Data race when catching by non-const reference
People say “always catch exceptions by const
reference,” which I think is good advice.
I’ve worked on at least one codebase that catches by non-const
reference, presumably
just because it’s shorter to type. This has never caused any problem for them in practice,
as far as I know. But in theory, it’s a bad idea, because in C++ it is possible to
construct a program where two different catch-blocks, executing concurrently, actually
reference the exact same exception object. In that situation, any mutation to the
exception object will cause a data race. The easiest way to prevent the race is to
prevent mutation: to catch by const reference!

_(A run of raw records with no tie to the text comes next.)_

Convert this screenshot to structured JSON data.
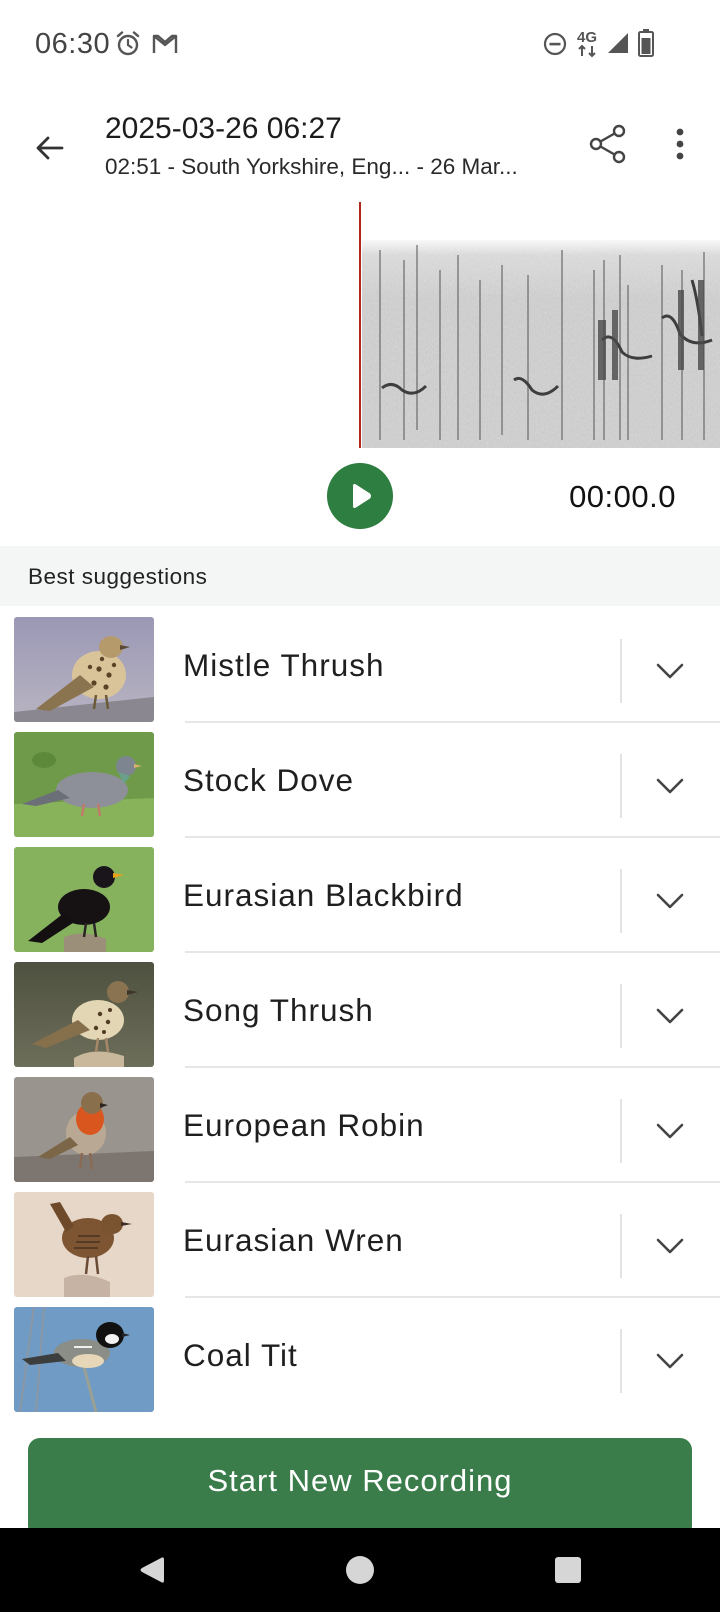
{
  "status_bar": {
    "time": "06:30",
    "left_icons": [
      "alarm-icon",
      "gmail-icon"
    ],
    "right_icons": [
      "do-not-disturb-icon",
      "4g-data-icon",
      "signal-icon",
      "battery-icon"
    ],
    "network_label": "4G"
  },
  "app_bar": {
    "title": "2025-03-26 06:27",
    "subtitle": "02:51 - South Yorkshire, Eng... - 26 Mar...",
    "back_icon": "arrow-back-icon",
    "share_icon": "share-icon",
    "more_icon": "more-vert-icon"
  },
  "player": {
    "time": "00:00.0",
    "play_icon": "play-icon"
  },
  "suggestions": {
    "header": "Best suggestions",
    "items": [
      {
        "name": "Mistle Thrush",
        "thumb_icon": "mistle-thrush-photo"
      },
      {
        "name": "Stock Dove",
        "thumb_icon": "stock-dove-photo"
      },
      {
        "name": "Eurasian Blackbird",
        "thumb_icon": "eurasian-blackbird-photo"
      },
      {
        "name": "Song Thrush",
        "thumb_icon": "song-thrush-photo"
      },
      {
        "name": "European Robin",
        "thumb_icon": "european-robin-photo"
      },
      {
        "name": "Eurasian Wren",
        "thumb_icon": "eurasian-wren-photo"
      },
      {
        "name": "Coal Tit",
        "thumb_icon": "coal-tit-photo"
      }
    ]
  },
  "cta": {
    "label": "Start New Recording"
  },
  "colors": {
    "accent": "#2e7d41",
    "cta": "#3a7d4b",
    "playhead": "#b3261e",
    "section_bg": "#f4f6f5"
  },
  "nav_bar": {
    "icons": [
      "nav-back-icon",
      "nav-home-icon",
      "nav-recents-icon"
    ]
  }
}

Here’s my toy test program.
We start with our exception object, which has a non-const
-qualified method
that mutates the object and checks to see if anyone else is mutating it at the
same time (because that would mean a data race in a real program):
struct Atomic {
std::atomic<int> value_;
void detect_racey_accesses() {
for (int i=0; i < 10000; ++i) {
int last_value = value_.load();
++value_;
int next_value = value_.load();
if (next_value != last_value + 1) {
printf("Detected a race: %d != %d+1\n", next_value, last_value);
}
}
}
};
(Now, technically, concurrent calls to detect_racey_accesses
do not cause data race
in the C++ sense, because I’m using an atomic<int>
; the data race here is at the logical
level but not the physical level. In real code, where value_
would be a plain old int
,
we would have a physical data race here.)
And here’s the program that throws an Atomic
, catches the same object by reference
from two different threads, and then detects racey mutation of that object:
int main()
{
std::promise<std::exception_ptr> prom;
std::thread T1(
[fut = prom.get_future()]() mutable {
std::exception_ptr ex = fut.get();
try {
std::rethrow_exception(ex);
} catch (Atomic& a) {
a.detect_racey_accesses(); // A
}
}
);
std::thread T2(
[prom = std::move(prom)]() mutable {
try {
try {
throw Atomic();
} catch (...) {
prom.set_value(std::current_exception());
throw;
}
} catch (Atomic& b) {
b.detect_racey_accesses(); // B
}
}
);
T1.join();
T2.join();
}
Lines A
and B
run concurrently, and the object referenced by Atomic& a
on
line A
is the exact same object as the object referenced by Atomic& b
on line B
.
So, catch your exceptions by const
reference — and follow the “const
means thread-safe”
rule in your own code — and you will avoid this extremely contrived but extremely
surprising situation.
This also explains why, in contrived code such as
catch (Foo& f) {
return f;
}
we do not, and cannot, get either copy elision or
implicit move
on return f
— it must make a copy, because the original exception object might still be in use
by another thread.